Instinct primaire
Un ciel bleu, une église, un mariage, une foule rassemblée pour célébrer l’amour, la montée vers l’autel, une mariée souriante… Une mariée aux yeux brouillés de larmes qui s’enfuit, laissant derrière elle l’homme de sa vie. C’était un an plus tôt, et la narratrice n’a plus jamais revu celui qu’elle a choisi de ne pas épouser. Elle souffre : il lui manque, elle lui écrit. Malgré son apparence criminelle, cette fuite devait sauver un homme et une femme de ce qu’ils repoussaient tous deux au début de leur passion : les conventions, les automatismes, la résignation. Elle se croyait aimée et donc comprise ; mais en cours de route, rattrapé par les réflexes du conformisme, il a oublié qu’elle ne lui avait jamais demandé de quitter sa femme, qu’elle aimait être sa maîtresse, qu’elle ne voulait pas d’enfant, et que l’amour qu’elle lui portait était absolu, puisqu’il était aussi amour de sa liberté. Or, la liberté semble demeurer le plus encombrant des cadeaux… À force d’entendre les héritières du féminisme décréter qu’une femme n’est jamais « complète » si elle ne devient pas épouse et mère, un homme peut-il admettre un discours différent de la part de celle avec qui il souhaite partager sa vie ? N’a-t-il pas, d’ailleurs, été forgé, éduqué, dressé par sa propre mère à ne jamais concevoir aucune autre représentation de la femme ?

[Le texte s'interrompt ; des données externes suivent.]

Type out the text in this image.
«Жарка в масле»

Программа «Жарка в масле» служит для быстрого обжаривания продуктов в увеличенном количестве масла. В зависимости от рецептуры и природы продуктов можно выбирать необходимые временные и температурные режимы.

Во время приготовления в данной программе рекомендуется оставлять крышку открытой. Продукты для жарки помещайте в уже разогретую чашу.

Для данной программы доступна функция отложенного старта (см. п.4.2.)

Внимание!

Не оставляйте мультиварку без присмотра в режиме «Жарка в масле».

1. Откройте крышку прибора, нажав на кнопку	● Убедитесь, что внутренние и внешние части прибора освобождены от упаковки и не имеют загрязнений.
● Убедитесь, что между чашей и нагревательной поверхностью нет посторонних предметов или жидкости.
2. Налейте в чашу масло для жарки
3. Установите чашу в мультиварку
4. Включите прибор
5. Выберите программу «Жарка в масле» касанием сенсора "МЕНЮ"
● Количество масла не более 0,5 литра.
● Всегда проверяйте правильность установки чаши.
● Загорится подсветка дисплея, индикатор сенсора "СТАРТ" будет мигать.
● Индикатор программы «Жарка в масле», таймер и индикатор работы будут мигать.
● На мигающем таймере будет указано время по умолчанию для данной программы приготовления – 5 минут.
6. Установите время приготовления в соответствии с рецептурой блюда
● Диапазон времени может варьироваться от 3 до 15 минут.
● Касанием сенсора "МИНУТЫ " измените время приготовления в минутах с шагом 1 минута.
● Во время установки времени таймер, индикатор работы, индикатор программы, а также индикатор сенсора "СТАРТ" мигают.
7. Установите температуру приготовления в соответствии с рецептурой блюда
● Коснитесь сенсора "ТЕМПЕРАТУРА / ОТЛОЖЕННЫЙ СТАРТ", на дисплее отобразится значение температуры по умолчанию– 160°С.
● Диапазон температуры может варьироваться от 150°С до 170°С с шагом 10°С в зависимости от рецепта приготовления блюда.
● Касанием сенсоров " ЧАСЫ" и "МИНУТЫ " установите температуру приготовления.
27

Avec l’originalité qui la caractérise, Pia Petersen pénètre dans la grande tragédie de l’incompréhension entre hommes et femmes pour observer le sentiment amoureux et son asservissement aux moeurs d’une époque. Depuis les paradoxes d’un temps où « le mariage et les enfants pour tous » se cogne à la valse des divorces et au surpeuplement, jusqu’aux vices cachés des esthétiques littéraires féminines, elle mène une savoureuse exploration de nos instincts primaires.
Pia Petersen
Pia Petersen surprend toujours ses lecteurs par la diversité des registres romanesques qu'elle domine. Associant avec audace l'intrigue policière et le monologue onirique (Une fenêtre au hasard, Une livre de chair, Actes Sud), elle poursuit une étude philosophique de l'objet littéraire au sein même des péripéties de ses romans et traque les codes de notre époque. Le récent succès d'Un écrivain, un vrai (Actes Sud) révèle sa malicieuse habileté à analyser l'échec de la création dans le grand galop du consumérisme. Complexes, nuancés, ses personnages jouent leur destin à la roulette, inconscients des forces rhétoriques qui les écrasent. Critique pour des revues littéraires, Pia Petersen a également exploré le pouvoir du livre en tant que libraire. Fascinée par tous les aspects de la chose écrite, elle installe dans chacun de ses romans un système de miroirs invitant son lecteur à se retourner sur les détails d'une époque dont elle traque les codes. Éternelle voyageuse, depuis son Danemark natal jusqu'à Marseille, engagée dans une quête de l'altérité et de l'ailleurs, elle est l'auteur d'une oeuvre novatrice, singulière, infiniment précieuse à la littérature contemporaine.